Accurate Prediction of VVC Intra-coded Block using Convolutional Neural Network

VVC 화면 내 예측에서의 딥러닝 기반 예측 블록 개선을 통한 부호화 효율 향상 기법

  • Jeong, Hye-Sun (Department of Electronic and Electrical Engineering and Graduate Program in Smart Factory, Ewha Womans University) ;
  • Kang, Je-Won (Department of Electronic and Electrical Engineering and Graduate Program in Smart Factory, Ewha Womans University)
  • 정혜선 (이화여자대학교 전자전기공학전공 스마트팩토리 프로그램) ;
  • 강제원 (이화여자대학교 전자전기공학전공 스마트팩토리 프로그램)
  • Received : 2022.04.18
  • Accepted : 2022.06.27
  • Published : 2022.07.30

Abstract

In this paper, we propose a novel intra-prediction method using convolutional neural network (CNN) to improve a quality of a predicted block in VVC. The proposed algorithm goes through a two-step procedure. First, an input prediction block is generated using one of the VVC intra-prediction modes. Second, the prediction block is further refined through a CNN model, by inputting the prediction block itself and reconstructed reference samples in the boundary. The proposed algorithm outputs a refined block to reduce residual signals and enhance coding efficiency, which is enabled by a CU-level flag. Experimental results demonstrate that the proposed method achieves improved rate-distortion performance as compared a VVC reference software, I.e., VTM version 10.0.
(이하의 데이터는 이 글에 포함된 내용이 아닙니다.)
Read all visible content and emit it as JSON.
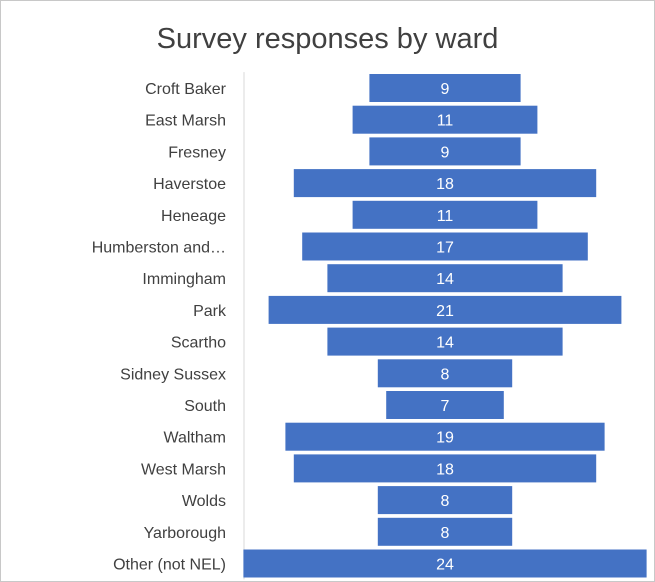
{
  "chart_data": {
    "type": "bar",
    "orientation": "horizontal",
    "layout": "centered",
    "title": "Survey responses by ward",
    "categories": [
      "Croft Baker",
      "East Marsh",
      "Fresney",
      "Haverstoe",
      "Heneage",
      "Humberston and…",
      "Immingham",
      "Park",
      "Scartho",
      "Sidney Sussex",
      "South",
      "Waltham",
      "West Marsh",
      "Wolds",
      "Yarborough",
      "Other (not NEL)"
    ],
    "values": [
      9,
      11,
      9,
      18,
      11,
      17,
      14,
      21,
      14,
      8,
      7,
      19,
      18,
      8,
      8,
      24
    ],
    "data_labels": true,
    "bar_color": "#4472c4",
    "legend": "none",
    "grid": false
  }
}
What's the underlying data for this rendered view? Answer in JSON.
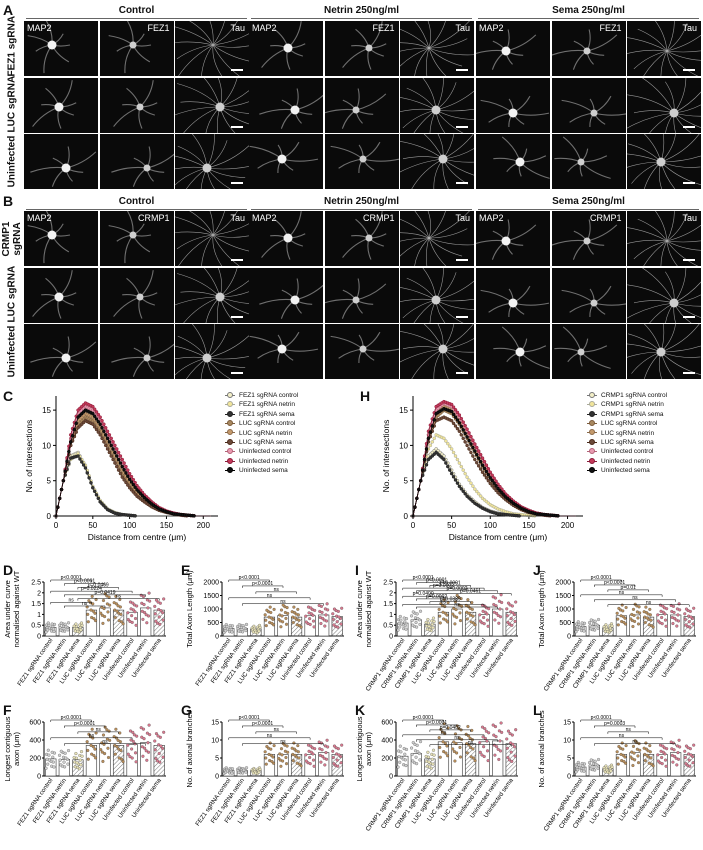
{
  "panels": {
    "A": {
      "letter": "A",
      "conditions": [
        "Control",
        "Netrin 250ng/ml",
        "Sema 250ng/ml"
      ],
      "rows": [
        "FEZ1 sgRNA",
        "LUC sgRNA",
        "Uninfected"
      ],
      "stains": [
        "MAP2",
        "FEZ1",
        "Tau"
      ]
    },
    "B": {
      "letter": "B",
      "conditions": [
        "Control",
        "Netrin 250ng/ml",
        "Sema 250ng/ml"
      ],
      "rows": [
        "CRMP1 sgRNA",
        "LUC sgRNA",
        "Uninfected"
      ],
      "stains": [
        "MAP2",
        "CRMP1",
        "Tau"
      ]
    }
  },
  "sholl_C": {
    "letter": "C",
    "ylabel": "No. of intersections",
    "xlabel": "Distance from centre (μm)",
    "legend": [
      "FEZ1 sgRNA control",
      "FEZ1 sgRNA netrin",
      "FEZ1 sgRNA sema",
      "LUC sgRNA control",
      "LUC sgRNA netrin",
      "LUC sgRNA sema",
      "Uninfected control",
      "Uninfected netrin",
      "Uninfected sema"
    ]
  },
  "sholl_H": {
    "letter": "H",
    "ylabel": "No. of intersections",
    "xlabel": "Distance from centre (μm)",
    "legend": [
      "CRMP1 sgRNA control",
      "CRMP1 sgRNA netrin",
      "CRMP1 sgRNA sema",
      "LUC sgRNA control",
      "LUC sgRNA netrin",
      "LUC sgRNA sema",
      "Uninfected control",
      "Uninfected netrin",
      "Uninfected sema"
    ]
  },
  "bar_panels": [
    {
      "letter": "D",
      "ylabel": "Area under curve normalised against WT",
      "categories": [
        "FEZ1 sgRNA control",
        "FEZ1 sgRNA netrin",
        "FEZ1 sgRNA sema",
        "LUC sgRNA control",
        "LUC sgRNA netrin",
        "LUC sgRNA sema",
        "Uninfected control",
        "Uninfected netrin",
        "Uninfected sema"
      ],
      "stats": [
        "p<0.0001",
        "p<0.0001",
        "p=0.0469",
        "p=0.0224",
        "p=0.0419",
        "ns",
        "ns",
        "ns"
      ]
    },
    {
      "letter": "E",
      "ylabel": "Total Axon Length (μm)",
      "categories": [
        "FEZ1 sgRNA control",
        "FEZ1 sgRNA netrin",
        "FEZ1 sgRNA sema",
        "LUC sgRNA control",
        "LUC sgRNA netrin",
        "LUC sgRNA sema",
        "Uninfected control",
        "Uninfected netrin",
        "Uninfected sema"
      ],
      "stats": [
        "p<0.0001",
        "p<0.0001",
        "ns",
        "ns",
        "ns"
      ]
    },
    {
      "letter": "F",
      "ylabel": "Longest contiguous axon (μm)",
      "categories": [
        "FEZ1 sgRNA control",
        "FEZ1 sgRNA netrin",
        "FEZ1 sgRNA sema",
        "LUC sgRNA control",
        "LUC sgRNA netrin",
        "LUC sgRNA sema",
        "Uninfected control",
        "Uninfected netrin",
        "Uninfected sema"
      ],
      "stats": [
        "p<0.0001",
        "p<0.0001",
        "ns",
        "ns",
        "ns"
      ]
    },
    {
      "letter": "G",
      "ylabel": "No. of axonal branches",
      "categories": [
        "FEZ1 sgRNA control",
        "FEZ1 sgRNA netrin",
        "FEZ1 sgRNA sema",
        "LUC sgRNA control",
        "LUC sgRNA netrin",
        "LUC sgRNA sema",
        "Uninfected control",
        "Uninfected netrin",
        "Uninfected sema"
      ],
      "stats": [
        "p<0.0001",
        "p<0.0001",
        "ns",
        "ns",
        "ns"
      ]
    },
    {
      "letter": "I",
      "ylabel": "Area under curve normalised against WT",
      "categories": [
        "CRMP1 sgRNA control",
        "CRMP1 sgRNA netrin",
        "CRMP1 sgRNA sema",
        "LUC sgRNA control",
        "LUC sgRNA netrin",
        "LUC sgRNA sema",
        "Uninfected control",
        "Uninfected netrin",
        "Uninfected sema"
      ],
      "stats": [
        "p<0.0001",
        "p<0.0001",
        "p<0.0001",
        "p=0.0002",
        "p=0.0002",
        "p=0.0461",
        "p=0.0400",
        "p=0.0002",
        "p=0.0389",
        "ns",
        "ns"
      ]
    },
    {
      "letter": "J",
      "ylabel": "Total Axon Length (μm)",
      "categories": [
        "CRMP1 sgRNA control",
        "CRMP1 sgRNA netrin",
        "CRMP1 sgRNA sema",
        "LUC sgRNA control",
        "LUC sgRNA netrin",
        "LUC sgRNA sema",
        "Uninfected control",
        "Uninfected netrin",
        "Uninfected sema"
      ],
      "stats": [
        "p<0.0001",
        "p<0.0001",
        "p=0.01",
        "ns",
        "ns",
        "ns"
      ]
    },
    {
      "letter": "K",
      "ylabel": "Longest contiguous axon (μm)",
      "categories": [
        "CRMP1 sgRNA control",
        "CRMP1 sgRNA netrin",
        "CRMP1 sgRNA sema",
        "LUC sgRNA control",
        "LUC sgRNA netrin",
        "LUC sgRNA sema",
        "Uninfected control",
        "Uninfected netrin",
        "Uninfected sema"
      ],
      "stats": [
        "p<0.0001",
        "p<0.0001",
        "p=0.0402",
        "ns",
        "ns",
        "ns"
      ]
    },
    {
      "letter": "L",
      "ylabel": "No. of axonal branches",
      "categories": [
        "CRMP1 sgRNA control",
        "CRMP1 sgRNA netrin",
        "CRMP1 sgRNA sema",
        "LUC sgRNA control",
        "LUC sgRNA netrin",
        "LUC sgRNA sema",
        "Uninfected control",
        "Uninfected netrin",
        "Uninfected sema"
      ],
      "stats": [
        "p<0.0001",
        "p=0.0003",
        "ns",
        "ns",
        "ns"
      ]
    }
  ],
  "chart_data": [
    {
      "type": "line",
      "panel": "C",
      "xlabel": "Distance from centre (μm)",
      "ylabel": "No. of intersections",
      "xlim": [
        0,
        220
      ],
      "ylim": [
        0,
        17
      ],
      "xticks": [
        0,
        50,
        100,
        150,
        200
      ],
      "yticks": [
        0,
        5,
        10,
        15
      ],
      "x": [
        0,
        10,
        20,
        30,
        40,
        50,
        60,
        70,
        80,
        90,
        100,
        110,
        120,
        130,
        140,
        150,
        160,
        170,
        180,
        190,
        200,
        210
      ],
      "series": [
        {
          "name": "FEZ1 sgRNA control",
          "values": [
            0,
            5,
            8.5,
            9,
            7,
            4,
            2,
            1,
            0.4,
            0.2,
            0.1,
            0,
            0,
            0,
            0,
            0,
            0,
            0,
            0,
            0,
            0,
            0
          ]
        },
        {
          "name": "FEZ1 sgRNA netrin",
          "values": [
            0,
            5,
            8,
            8.8,
            7.2,
            4.2,
            2.2,
            1,
            0.5,
            0.2,
            0.1,
            0,
            0,
            0,
            0,
            0,
            0,
            0,
            0,
            0,
            0,
            0
          ]
        },
        {
          "name": "FEZ1 sgRNA sema",
          "values": [
            0,
            5,
            8.2,
            8.5,
            6.8,
            4,
            2,
            0.9,
            0.4,
            0.2,
            0.1,
            0,
            0,
            0,
            0,
            0,
            0,
            0,
            0,
            0,
            0,
            0
          ]
        },
        {
          "name": "LUC sgRNA control",
          "values": [
            0,
            5,
            10,
            13,
            14,
            13.5,
            12,
            10,
            8,
            6,
            4.5,
            3.2,
            2.2,
            1.5,
            1,
            0.6,
            0.3,
            0.2,
            0.1,
            0,
            0,
            0
          ]
        },
        {
          "name": "LUC sgRNA netrin",
          "values": [
            0,
            5,
            10.5,
            13.5,
            14.5,
            14,
            12.5,
            10.5,
            8.5,
            6.5,
            4.8,
            3.4,
            2.4,
            1.6,
            1,
            0.6,
            0.3,
            0.2,
            0.1,
            0,
            0,
            0
          ]
        },
        {
          "name": "LUC sgRNA sema",
          "values": [
            0,
            5,
            10,
            12.5,
            13.5,
            13,
            11.5,
            9.5,
            7.5,
            5.5,
            4,
            2.8,
            2,
            1.3,
            0.8,
            0.5,
            0.3,
            0.1,
            0,
            0,
            0,
            0
          ]
        },
        {
          "name": "Uninfected control",
          "values": [
            0,
            5,
            11,
            14.5,
            15.5,
            15,
            13.5,
            11.5,
            9.5,
            7.5,
            5.5,
            4,
            2.8,
            1.8,
            1.1,
            0.7,
            0.4,
            0.2,
            0.1,
            0,
            0,
            0
          ]
        },
        {
          "name": "Uninfected netrin",
          "values": [
            0,
            5,
            11.5,
            15,
            16,
            15.5,
            14,
            12,
            10,
            8,
            6,
            4.3,
            3,
            2,
            1.2,
            0.7,
            0.4,
            0.2,
            0.1,
            0,
            0,
            0
          ]
        },
        {
          "name": "Uninfected sema",
          "values": [
            0,
            5,
            10.5,
            14,
            15,
            14.5,
            13,
            11,
            9,
            7,
            5.2,
            3.7,
            2.6,
            1.7,
            1,
            0.6,
            0.3,
            0.2,
            0.1,
            0,
            0,
            0
          ]
        }
      ]
    },
    {
      "type": "line",
      "panel": "H",
      "xlabel": "Distance from centre (μm)",
      "ylabel": "No. of intersections",
      "xlim": [
        0,
        220
      ],
      "ylim": [
        0,
        17
      ],
      "xticks": [
        0,
        50,
        100,
        150,
        200
      ],
      "yticks": [
        0,
        5,
        10,
        15
      ],
      "x": [
        0,
        10,
        20,
        30,
        40,
        50,
        60,
        70,
        80,
        90,
        100,
        110,
        120,
        130,
        140,
        150,
        160,
        170,
        180,
        190,
        200,
        210
      ],
      "series": [
        {
          "name": "CRMP1 sgRNA control",
          "values": [
            0,
            5,
            8.5,
            9.5,
            8.5,
            6.5,
            4.5,
            3,
            2,
            1.2,
            0.7,
            0.4,
            0.2,
            0.1,
            0,
            0,
            0,
            0,
            0,
            0,
            0,
            0
          ]
        },
        {
          "name": "CRMP1 sgRNA netrin",
          "values": [
            0,
            5,
            9.5,
            11.5,
            11,
            9.5,
            7.5,
            5.5,
            3.8,
            2.5,
            1.6,
            1,
            0.6,
            0.3,
            0.2,
            0.1,
            0,
            0,
            0,
            0,
            0,
            0
          ]
        },
        {
          "name": "CRMP1 sgRNA sema",
          "values": [
            0,
            5,
            8,
            9,
            8,
            6,
            4.2,
            2.8,
            1.8,
            1.1,
            0.6,
            0.3,
            0.2,
            0.1,
            0,
            0,
            0,
            0,
            0,
            0,
            0,
            0
          ]
        },
        {
          "name": "LUC sgRNA control",
          "values": [
            0,
            5,
            11,
            14,
            15,
            14.5,
            13,
            11,
            9,
            7,
            5.2,
            3.7,
            2.6,
            1.7,
            1.1,
            0.7,
            0.4,
            0.2,
            0.1,
            0,
            0,
            0
          ]
        },
        {
          "name": "LUC sgRNA netrin",
          "values": [
            0,
            5,
            11.5,
            14.5,
            15.5,
            15,
            13.5,
            11.5,
            9.5,
            7.5,
            5.5,
            4,
            2.8,
            1.8,
            1.1,
            0.7,
            0.4,
            0.2,
            0.1,
            0,
            0,
            0
          ]
        },
        {
          "name": "LUC sgRNA sema",
          "values": [
            0,
            5,
            10.5,
            13.5,
            14,
            13.5,
            12,
            10,
            8,
            6.2,
            4.6,
            3.3,
            2.3,
            1.5,
            0.9,
            0.5,
            0.3,
            0.1,
            0,
            0,
            0,
            0
          ]
        },
        {
          "name": "Uninfected control",
          "values": [
            0,
            5,
            11.5,
            15,
            16,
            15.5,
            14,
            12,
            10,
            8,
            6,
            4.3,
            3,
            2,
            1.2,
            0.7,
            0.4,
            0.2,
            0.1,
            0,
            0,
            0
          ]
        },
        {
          "name": "Uninfected netrin",
          "values": [
            0,
            5,
            12,
            15.5,
            16.2,
            15.8,
            14.3,
            12.3,
            10.2,
            8.2,
            6.2,
            4.5,
            3.1,
            2.1,
            1.3,
            0.8,
            0.4,
            0.2,
            0.1,
            0,
            0,
            0
          ]
        },
        {
          "name": "Uninfected sema",
          "values": [
            0,
            5,
            11,
            14.5,
            15.2,
            14.8,
            13.2,
            11.2,
            9.2,
            7.2,
            5.4,
            3.9,
            2.7,
            1.8,
            1.1,
            0.6,
            0.3,
            0.2,
            0.1,
            0,
            0,
            0
          ]
        }
      ]
    },
    {
      "type": "bar",
      "panel": "D",
      "categories": [
        "FEZ1 sgRNA control",
        "FEZ1 sgRNA netrin",
        "FEZ1 sgRNA sema",
        "LUC sgRNA control",
        "LUC sgRNA netrin",
        "LUC sgRNA sema",
        "Uninfected control",
        "Uninfected netrin",
        "Uninfected sema"
      ],
      "values": [
        0.4,
        0.4,
        0.4,
        1.2,
        1.3,
        1.2,
        1.1,
        1.3,
        1.2
      ],
      "ylim": [
        0,
        2.5
      ],
      "yticks": [
        0.0,
        0.5,
        1.0,
        1.5,
        2.0,
        2.5
      ]
    },
    {
      "type": "bar",
      "panel": "E",
      "categories": [
        "FEZ1 sgRNA control",
        "FEZ1 sgRNA netrin",
        "FEZ1 sgRNA sema",
        "LUC sgRNA control",
        "LUC sgRNA netrin",
        "LUC sgRNA sema",
        "Uninfected control",
        "Uninfected netrin",
        "Uninfected sema"
      ],
      "values": [
        280,
        280,
        260,
        700,
        760,
        700,
        750,
        780,
        720
      ],
      "ylim": [
        0,
        2000
      ],
      "yticks": [
        0,
        500,
        1000,
        1500,
        2000
      ]
    },
    {
      "type": "bar",
      "panel": "F",
      "categories": [
        "FEZ1 sgRNA control",
        "FEZ1 sgRNA netrin",
        "FEZ1 sgRNA sema",
        "LUC sgRNA control",
        "LUC sgRNA netrin",
        "LUC sgRNA sema",
        "Uninfected control",
        "Uninfected netrin",
        "Uninfected sema"
      ],
      "values": [
        190,
        185,
        180,
        340,
        360,
        340,
        350,
        370,
        340
      ],
      "ylim": [
        0,
        600
      ],
      "yticks": [
        0,
        200,
        400,
        600
      ]
    },
    {
      "type": "bar",
      "panel": "G",
      "categories": [
        "FEZ1 sgRNA control",
        "FEZ1 sgRNA netrin",
        "FEZ1 sgRNA sema",
        "LUC sgRNA control",
        "LUC sgRNA netrin",
        "LUC sgRNA sema",
        "Uninfected control",
        "Uninfected netrin",
        "Uninfected sema"
      ],
      "values": [
        1.5,
        1.5,
        1.5,
        6,
        6,
        6,
        6,
        6.5,
        6
      ],
      "ylim": [
        0,
        15
      ],
      "yticks": [
        0,
        5,
        10,
        15
      ]
    },
    {
      "type": "bar",
      "panel": "I",
      "categories": [
        "CRMP1 sgRNA control",
        "CRMP1 sgRNA netrin",
        "CRMP1 sgRNA sema",
        "LUC sgRNA control",
        "LUC sgRNA netrin",
        "LUC sgRNA sema",
        "Uninfected control",
        "Uninfected netrin",
        "Uninfected sema"
      ],
      "values": [
        0.6,
        0.75,
        0.55,
        1.1,
        1.25,
        1.1,
        1.0,
        1.25,
        1.1
      ],
      "ylim": [
        0,
        2.5
      ],
      "yticks": [
        0.0,
        0.5,
        1.0,
        1.5,
        2.0,
        2.5
      ]
    },
    {
      "type": "bar",
      "panel": "J",
      "categories": [
        "CRMP1 sgRNA control",
        "CRMP1 sgRNA netrin",
        "CRMP1 sgRNA sema",
        "LUC sgRNA control",
        "LUC sgRNA netrin",
        "LUC sgRNA sema",
        "Uninfected control",
        "Uninfected netrin",
        "Uninfected sema"
      ],
      "values": [
        350,
        400,
        300,
        750,
        780,
        700,
        800,
        780,
        720
      ],
      "ylim": [
        0,
        2000
      ],
      "yticks": [
        0,
        500,
        1000,
        1500,
        2000
      ]
    },
    {
      "type": "bar",
      "panel": "K",
      "categories": [
        "CRMP1 sgRNA control",
        "CRMP1 sgRNA netrin",
        "CRMP1 sgRNA sema",
        "LUC sgRNA control",
        "LUC sgRNA netrin",
        "LUC sgRNA sema",
        "Uninfected control",
        "Uninfected netrin",
        "Uninfected sema"
      ],
      "values": [
        220,
        250,
        190,
        380,
        370,
        360,
        380,
        390,
        360
      ],
      "ylim": [
        0,
        600
      ],
      "yticks": [
        0,
        200,
        400,
        600
      ]
    },
    {
      "type": "bar",
      "panel": "L",
      "categories": [
        "CRMP1 sgRNA control",
        "CRMP1 sgRNA netrin",
        "CRMP1 sgRNA sema",
        "LUC sgRNA control",
        "LUC sgRNA netrin",
        "LUC sgRNA sema",
        "Uninfected control",
        "Uninfected netrin",
        "Uninfected sema"
      ],
      "values": [
        2.5,
        3,
        2,
        6,
        6.5,
        6,
        6,
        6.5,
        6
      ],
      "ylim": [
        0,
        15
      ],
      "yticks": [
        0,
        5,
        10,
        15
      ]
    }
  ]
}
본 논문에서는 컨볼루션 신경망 네트워크를 이용하여 VVC 화면 내 예측으로 얻은 예측 블록을 개선하여 잔차 신호를 보다 줄이는 화면 내 예측 방법을 제안한다. 기존의 화면 내 예측 방법은 일부 고정 규칙을 기반으로 주변의 재구성된 참조 샘플로부터 예측 블록을 생성하므로 복잡한 콘텐츠의 예측 블록을 생성하기 어렵다는 한계가 있다. 또한, 참조 샘플로 이용할 수 있는 정보의 양이 시간적 주변 정보에 비해 적기 때문에 화면 간 예측보다 낮은 부호화 성능을 가진다. 본 연구에서는 앞서 언급한 문제를 해결하기 위해 기존의 비디오 부호화 과정의 화면 내 예측을 통해 생성되는 예측 블록에 CNN을 적용하여 원본 블록과 예측 블록의 차분 신호를 줄이는 화면 내 예측 방법을 제안한다. 부호기에서는 제안 알고리즘의 활성 여부를 나타내는 플래그가 함께 부호화된다. 제안하는 화면 내 예측 방법은 최신 비디오 압축 표준인 Versatile Video Coding의 참조 모델인 VTM version 10.0 대비 휘도 성분에 대하여 향상된 압축 성능을 제공한다.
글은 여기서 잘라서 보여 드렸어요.